En Bulevar y Cañada medio que me perdí. Le pregunté a una chica cómo hacía para llegar y ella me indicó, haciendo muchos ademanes. Cuando le quise agradecer le dije: “Tenemos que dejar de pelearnos como si fuéramos hermanas”. La chica me hizo un fuck you y me dijo que si quería llegar tenía que ir leyendo los mensajes en los muros. Que ahí se revelaba “el significado del secreto oculto”.
En efecto, había grafitis por todos lados. Algunos con frases rockeras, otros con dibujos increíbles, otros con unas letras espectaculares que no se entendían pero eran hermosas.

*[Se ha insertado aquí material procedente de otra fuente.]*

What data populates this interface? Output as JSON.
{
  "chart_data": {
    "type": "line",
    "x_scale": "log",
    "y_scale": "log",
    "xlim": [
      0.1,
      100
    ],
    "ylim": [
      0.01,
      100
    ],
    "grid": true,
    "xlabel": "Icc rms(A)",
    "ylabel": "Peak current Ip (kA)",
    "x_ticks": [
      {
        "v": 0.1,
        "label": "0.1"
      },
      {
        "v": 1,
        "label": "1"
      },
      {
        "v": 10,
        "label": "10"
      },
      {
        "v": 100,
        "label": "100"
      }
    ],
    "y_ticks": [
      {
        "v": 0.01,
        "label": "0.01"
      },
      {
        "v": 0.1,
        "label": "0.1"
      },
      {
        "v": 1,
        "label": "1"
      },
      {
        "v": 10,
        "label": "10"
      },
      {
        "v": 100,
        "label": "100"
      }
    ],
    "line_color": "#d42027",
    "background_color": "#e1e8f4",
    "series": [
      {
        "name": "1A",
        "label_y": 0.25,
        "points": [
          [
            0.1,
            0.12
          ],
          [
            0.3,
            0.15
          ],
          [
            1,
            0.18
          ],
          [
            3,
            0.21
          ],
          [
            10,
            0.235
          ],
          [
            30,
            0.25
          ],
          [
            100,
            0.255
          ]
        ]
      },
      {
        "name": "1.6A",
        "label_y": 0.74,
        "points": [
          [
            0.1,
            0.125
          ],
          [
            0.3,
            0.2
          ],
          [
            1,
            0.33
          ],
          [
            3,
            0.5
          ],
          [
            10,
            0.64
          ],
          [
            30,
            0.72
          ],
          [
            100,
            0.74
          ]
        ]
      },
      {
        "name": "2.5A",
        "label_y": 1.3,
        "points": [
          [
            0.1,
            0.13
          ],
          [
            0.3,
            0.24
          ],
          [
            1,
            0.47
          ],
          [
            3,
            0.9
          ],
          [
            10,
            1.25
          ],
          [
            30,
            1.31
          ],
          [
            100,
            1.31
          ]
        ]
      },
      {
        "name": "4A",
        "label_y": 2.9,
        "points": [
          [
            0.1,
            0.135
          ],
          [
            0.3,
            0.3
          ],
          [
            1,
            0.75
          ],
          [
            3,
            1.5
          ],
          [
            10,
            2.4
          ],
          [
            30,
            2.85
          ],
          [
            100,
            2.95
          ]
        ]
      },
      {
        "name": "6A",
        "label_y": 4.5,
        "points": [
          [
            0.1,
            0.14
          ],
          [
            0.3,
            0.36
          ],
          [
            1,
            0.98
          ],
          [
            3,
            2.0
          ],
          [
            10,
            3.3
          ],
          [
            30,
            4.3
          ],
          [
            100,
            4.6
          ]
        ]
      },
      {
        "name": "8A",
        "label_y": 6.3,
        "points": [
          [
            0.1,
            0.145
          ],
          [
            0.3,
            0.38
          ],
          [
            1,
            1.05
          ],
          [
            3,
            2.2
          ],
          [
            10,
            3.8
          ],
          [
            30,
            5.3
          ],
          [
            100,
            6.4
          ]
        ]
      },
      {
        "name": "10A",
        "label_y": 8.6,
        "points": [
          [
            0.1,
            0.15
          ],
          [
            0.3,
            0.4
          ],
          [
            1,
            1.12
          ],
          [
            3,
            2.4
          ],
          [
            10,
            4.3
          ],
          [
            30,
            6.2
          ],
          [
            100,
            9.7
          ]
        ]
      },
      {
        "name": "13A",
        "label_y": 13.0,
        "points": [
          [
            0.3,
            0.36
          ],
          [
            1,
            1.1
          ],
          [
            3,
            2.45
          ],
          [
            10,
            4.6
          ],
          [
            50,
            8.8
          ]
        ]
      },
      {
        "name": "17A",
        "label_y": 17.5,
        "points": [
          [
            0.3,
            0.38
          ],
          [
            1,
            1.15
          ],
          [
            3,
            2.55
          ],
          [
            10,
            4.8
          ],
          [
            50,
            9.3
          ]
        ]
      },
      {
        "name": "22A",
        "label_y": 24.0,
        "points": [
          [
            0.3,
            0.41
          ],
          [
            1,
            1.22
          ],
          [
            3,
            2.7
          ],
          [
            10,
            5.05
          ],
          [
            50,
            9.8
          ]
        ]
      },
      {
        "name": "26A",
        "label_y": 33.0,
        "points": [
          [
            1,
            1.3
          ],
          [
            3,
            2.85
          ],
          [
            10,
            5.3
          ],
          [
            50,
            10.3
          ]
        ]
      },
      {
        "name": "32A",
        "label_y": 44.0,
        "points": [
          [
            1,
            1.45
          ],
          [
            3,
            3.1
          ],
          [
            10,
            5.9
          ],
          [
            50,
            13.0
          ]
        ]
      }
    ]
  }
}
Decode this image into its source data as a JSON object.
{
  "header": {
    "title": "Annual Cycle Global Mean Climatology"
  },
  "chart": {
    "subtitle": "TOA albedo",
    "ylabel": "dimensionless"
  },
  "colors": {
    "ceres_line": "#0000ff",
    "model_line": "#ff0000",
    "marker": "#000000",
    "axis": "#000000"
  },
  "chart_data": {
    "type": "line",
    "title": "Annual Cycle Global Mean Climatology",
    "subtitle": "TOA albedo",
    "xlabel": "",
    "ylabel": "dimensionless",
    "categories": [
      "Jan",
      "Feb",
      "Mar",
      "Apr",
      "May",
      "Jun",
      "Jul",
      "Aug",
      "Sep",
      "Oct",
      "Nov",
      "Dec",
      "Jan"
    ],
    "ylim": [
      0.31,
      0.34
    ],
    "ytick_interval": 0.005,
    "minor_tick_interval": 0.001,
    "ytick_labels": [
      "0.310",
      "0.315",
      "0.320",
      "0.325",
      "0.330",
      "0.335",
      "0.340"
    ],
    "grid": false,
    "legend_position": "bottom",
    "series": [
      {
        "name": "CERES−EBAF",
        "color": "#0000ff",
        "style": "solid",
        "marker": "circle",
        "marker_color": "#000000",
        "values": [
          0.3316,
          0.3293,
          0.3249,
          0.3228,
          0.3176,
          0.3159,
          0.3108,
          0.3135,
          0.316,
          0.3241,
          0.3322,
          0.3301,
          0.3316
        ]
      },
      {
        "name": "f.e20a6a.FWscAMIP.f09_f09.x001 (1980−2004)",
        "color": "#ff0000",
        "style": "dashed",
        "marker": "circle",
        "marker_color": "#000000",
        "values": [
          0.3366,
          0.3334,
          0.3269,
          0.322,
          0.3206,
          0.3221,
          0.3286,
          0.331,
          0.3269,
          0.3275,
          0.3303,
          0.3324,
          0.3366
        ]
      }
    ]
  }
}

La chica se llamaba Eva. Esa era la firma de todos los grafitis, el único texto que se repetía. Eva al revés es ave, pensé. Y los chimangos son aves. Son uno de los pájaros más grandes que habitan La Pampa. En La Pampa la poesía es la llanura. En La Pampa los grafitis se escriben con pedazos de llanura, pensé y seguí caminando.

En un abrir y cerrar de ojos llegué a destino. La casa no tenía timbre. Entonces di dos golpes con las manos y me pareció ver a alguien que se movía adentro. Después escuché el ruido de las llaves y alguien abrió la puerta. Pero no era Nahuel, sino Eva. La chica de los grafitis. La del fuck you en pleno centro.
La saludé y le pedí disculpas por lo que le había dicho en la calle. Ella me invitó a pasar. Su casa estaba cubierta de telas y había cientos de aerosoles tirados arriba de los muebles. Los aerosoles eran de todos colores y una gran cantidad de ellos eran dorados. Nosotras pasamos a un patio de luz y ahí nos sentamos en dos sillones enfrentados. Eva trajo unas monjitas y un par de toallas. Yo me puse a escurrir la ropa y le señalé los aerosoles dorados. “Los meteoritos son dorados”, me dijo con la seguridad de un astrónomo. Entonces le pregunté de dónde había sacado eso. Si los había visto alguna vez. Ella lanzó una carcajada estruendosa. Se rió un rato largo. Se abrazó a su panza, como si le doliera y me miró raro. Cuando se cansó se quedó dormida.

Pasaron como dos horas. Yo me podría haber ido pero necesitaba secarme un poco más y terminar la tercera cerveza. De pronto veo que se empezó a mover como si hubiera entrado en una especie de trance. Balbuceó algo que parecía ser un mensaje traído desde el más allá. Quizás esté hablando del “significado del secreto oculto”, pensé y le puse el oído cerca de la boca. Eva balbuceaba y yo no podía creer lo que estaba escuchando. “Yo soy la madre de la poesía”, decía, “Yo soy la madre”.